"Every day, we make choices about what we wear and what we eat. This is about living in a way... that is more compassionate."
The message from Farm Sanctuary President Gene Baur was emulated by models sporting vegan clothes while clutching adoptable dogs at a fashion show Saturday night in New York's Hell's Kitchen.
Amid the crab-free crabcakes and mozzarella-free mozzarella sticks, speakers emphasized the importance of fighting animal cruelty, especially in the wool, leather, fur and down industries.
Baur's Farm Sanctuary runs three U.S. shelters that care for nearly 1,000 rescued farm animals.
"When you bring up the issues of factory farming or fur, people say, 'Dont tell me, I don't want to know,' but it's important for us to know and then to make choices we can feel good about," Baur declared to the attendees.
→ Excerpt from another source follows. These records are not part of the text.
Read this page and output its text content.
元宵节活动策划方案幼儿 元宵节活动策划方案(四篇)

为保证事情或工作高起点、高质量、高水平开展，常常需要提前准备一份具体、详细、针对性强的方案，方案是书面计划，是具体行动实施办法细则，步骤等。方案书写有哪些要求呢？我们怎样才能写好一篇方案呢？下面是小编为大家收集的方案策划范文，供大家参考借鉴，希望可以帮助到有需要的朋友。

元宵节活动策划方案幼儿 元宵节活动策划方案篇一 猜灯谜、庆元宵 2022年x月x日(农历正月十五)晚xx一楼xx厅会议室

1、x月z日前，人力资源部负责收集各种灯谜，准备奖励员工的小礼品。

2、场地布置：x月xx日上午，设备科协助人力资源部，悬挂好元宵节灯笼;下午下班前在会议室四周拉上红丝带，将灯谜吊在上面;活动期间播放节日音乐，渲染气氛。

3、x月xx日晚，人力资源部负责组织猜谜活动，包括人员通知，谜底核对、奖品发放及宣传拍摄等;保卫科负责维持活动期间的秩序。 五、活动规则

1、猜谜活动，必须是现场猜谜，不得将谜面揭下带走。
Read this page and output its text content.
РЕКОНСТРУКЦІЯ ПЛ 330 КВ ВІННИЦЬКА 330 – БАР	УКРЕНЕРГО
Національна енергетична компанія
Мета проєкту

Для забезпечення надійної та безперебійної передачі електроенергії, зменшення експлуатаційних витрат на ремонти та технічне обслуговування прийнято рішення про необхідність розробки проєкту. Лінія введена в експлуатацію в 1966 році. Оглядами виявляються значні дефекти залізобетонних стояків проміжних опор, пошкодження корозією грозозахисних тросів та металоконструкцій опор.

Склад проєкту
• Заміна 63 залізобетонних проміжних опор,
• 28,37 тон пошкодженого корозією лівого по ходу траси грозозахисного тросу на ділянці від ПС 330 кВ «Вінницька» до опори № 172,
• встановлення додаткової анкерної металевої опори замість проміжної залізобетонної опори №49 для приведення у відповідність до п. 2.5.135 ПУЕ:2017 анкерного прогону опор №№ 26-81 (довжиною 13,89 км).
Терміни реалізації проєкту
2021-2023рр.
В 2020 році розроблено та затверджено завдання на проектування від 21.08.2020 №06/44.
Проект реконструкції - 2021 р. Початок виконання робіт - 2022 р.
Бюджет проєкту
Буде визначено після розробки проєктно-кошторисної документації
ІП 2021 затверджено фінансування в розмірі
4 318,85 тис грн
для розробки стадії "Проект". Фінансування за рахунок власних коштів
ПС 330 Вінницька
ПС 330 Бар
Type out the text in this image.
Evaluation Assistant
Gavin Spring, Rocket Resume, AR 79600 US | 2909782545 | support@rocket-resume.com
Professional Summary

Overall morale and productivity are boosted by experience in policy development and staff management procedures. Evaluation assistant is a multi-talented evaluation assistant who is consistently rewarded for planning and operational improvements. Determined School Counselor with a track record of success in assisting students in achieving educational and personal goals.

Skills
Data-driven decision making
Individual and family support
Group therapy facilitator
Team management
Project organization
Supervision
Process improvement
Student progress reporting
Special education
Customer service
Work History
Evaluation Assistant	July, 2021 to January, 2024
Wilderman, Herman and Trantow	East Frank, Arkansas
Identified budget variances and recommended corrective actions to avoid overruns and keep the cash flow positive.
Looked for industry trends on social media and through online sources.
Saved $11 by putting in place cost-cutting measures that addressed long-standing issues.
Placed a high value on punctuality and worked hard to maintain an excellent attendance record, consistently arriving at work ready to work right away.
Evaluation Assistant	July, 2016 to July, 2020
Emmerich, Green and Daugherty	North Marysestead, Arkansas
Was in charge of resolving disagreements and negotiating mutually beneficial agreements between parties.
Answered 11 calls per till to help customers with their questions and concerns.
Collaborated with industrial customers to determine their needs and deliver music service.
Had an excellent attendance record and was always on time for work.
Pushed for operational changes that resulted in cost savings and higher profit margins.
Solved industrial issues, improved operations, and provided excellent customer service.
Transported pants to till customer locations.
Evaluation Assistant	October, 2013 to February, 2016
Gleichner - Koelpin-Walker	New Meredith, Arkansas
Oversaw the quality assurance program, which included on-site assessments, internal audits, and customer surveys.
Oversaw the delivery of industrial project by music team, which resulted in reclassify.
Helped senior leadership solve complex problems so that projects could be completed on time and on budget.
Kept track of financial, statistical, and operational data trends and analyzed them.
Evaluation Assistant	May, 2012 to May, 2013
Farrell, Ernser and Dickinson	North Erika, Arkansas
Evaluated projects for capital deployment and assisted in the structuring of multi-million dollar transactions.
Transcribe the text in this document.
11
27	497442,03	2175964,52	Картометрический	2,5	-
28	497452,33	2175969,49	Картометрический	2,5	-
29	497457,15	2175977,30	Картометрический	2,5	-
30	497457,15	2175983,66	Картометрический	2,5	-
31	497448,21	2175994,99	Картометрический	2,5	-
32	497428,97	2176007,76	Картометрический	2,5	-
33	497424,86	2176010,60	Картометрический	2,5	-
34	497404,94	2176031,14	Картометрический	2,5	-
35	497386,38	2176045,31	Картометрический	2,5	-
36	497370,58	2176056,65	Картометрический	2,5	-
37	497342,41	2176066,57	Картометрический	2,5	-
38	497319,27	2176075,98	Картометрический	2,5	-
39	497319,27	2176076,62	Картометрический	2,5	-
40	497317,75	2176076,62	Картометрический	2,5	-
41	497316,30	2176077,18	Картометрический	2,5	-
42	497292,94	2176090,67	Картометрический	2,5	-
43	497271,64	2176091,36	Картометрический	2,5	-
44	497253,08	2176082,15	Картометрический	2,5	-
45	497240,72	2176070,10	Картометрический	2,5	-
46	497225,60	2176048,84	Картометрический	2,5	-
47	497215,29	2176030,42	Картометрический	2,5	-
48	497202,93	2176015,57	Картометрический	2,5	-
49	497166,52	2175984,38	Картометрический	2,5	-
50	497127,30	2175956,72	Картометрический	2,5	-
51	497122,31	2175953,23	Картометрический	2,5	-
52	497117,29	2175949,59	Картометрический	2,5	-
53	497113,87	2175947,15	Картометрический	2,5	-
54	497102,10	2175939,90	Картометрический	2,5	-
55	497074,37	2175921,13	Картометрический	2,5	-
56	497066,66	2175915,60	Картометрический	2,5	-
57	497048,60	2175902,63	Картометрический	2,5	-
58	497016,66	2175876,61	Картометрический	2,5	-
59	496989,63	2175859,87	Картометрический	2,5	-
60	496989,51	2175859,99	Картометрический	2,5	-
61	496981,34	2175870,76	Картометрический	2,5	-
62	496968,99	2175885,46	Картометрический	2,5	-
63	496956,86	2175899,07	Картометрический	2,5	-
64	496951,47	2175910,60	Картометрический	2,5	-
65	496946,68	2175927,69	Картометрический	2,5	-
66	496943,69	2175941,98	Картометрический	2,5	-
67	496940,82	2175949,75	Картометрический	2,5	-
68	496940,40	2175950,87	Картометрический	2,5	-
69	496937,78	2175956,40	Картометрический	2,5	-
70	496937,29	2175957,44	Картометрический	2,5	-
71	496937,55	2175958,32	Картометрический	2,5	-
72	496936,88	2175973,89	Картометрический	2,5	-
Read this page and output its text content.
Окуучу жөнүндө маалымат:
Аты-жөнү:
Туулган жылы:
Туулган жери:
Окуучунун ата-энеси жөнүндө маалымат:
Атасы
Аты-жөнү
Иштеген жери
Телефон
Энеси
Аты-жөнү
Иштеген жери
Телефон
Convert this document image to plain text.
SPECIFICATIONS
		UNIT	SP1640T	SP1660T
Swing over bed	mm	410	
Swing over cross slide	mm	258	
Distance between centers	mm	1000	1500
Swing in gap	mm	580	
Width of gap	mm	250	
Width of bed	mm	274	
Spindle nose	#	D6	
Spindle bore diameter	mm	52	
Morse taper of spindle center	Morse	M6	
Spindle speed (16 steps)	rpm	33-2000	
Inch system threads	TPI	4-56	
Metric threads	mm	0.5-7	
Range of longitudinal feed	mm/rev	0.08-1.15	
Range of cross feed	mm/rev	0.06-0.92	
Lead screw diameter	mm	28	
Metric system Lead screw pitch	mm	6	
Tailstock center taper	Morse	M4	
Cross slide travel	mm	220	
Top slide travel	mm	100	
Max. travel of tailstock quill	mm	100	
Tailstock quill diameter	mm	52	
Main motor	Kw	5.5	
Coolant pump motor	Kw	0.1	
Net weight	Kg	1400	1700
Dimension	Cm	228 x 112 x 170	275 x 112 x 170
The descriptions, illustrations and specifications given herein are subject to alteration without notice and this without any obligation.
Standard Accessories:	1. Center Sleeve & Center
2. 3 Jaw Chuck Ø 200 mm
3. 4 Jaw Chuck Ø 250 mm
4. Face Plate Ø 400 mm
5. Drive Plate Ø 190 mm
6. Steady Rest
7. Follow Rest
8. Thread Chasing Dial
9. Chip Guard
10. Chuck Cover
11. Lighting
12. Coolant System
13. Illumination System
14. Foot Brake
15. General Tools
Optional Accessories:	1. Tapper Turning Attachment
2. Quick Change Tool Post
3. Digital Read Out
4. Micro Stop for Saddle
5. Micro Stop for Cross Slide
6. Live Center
According to the Humane Society:
On fur factory farms around the world, millions of raccoon dogs, rabbits, foxes, mink, chinchillas, and other animals spenpointed outes in wire cages, only to be killed by anal electrocution, by neck-breaking, or in gas chambers.
Saga Furs' Charles Ross argued to CNN earlier this year, "For people that have made the decision not to use fur, we certainly respect that. But, other people should also respect the right for a designer to use it." He also suggested that fur's chain of production was found to be humane.
Fur isn't the only controversial material. Kate Carter pointed out in a 2011 New York Times op-ed that leather can be just as problematic as fur, and some expensive leather "is most definitely not a [meat industry] byproduct, as it comes from newborn calves, or sometimes from calf fetuses."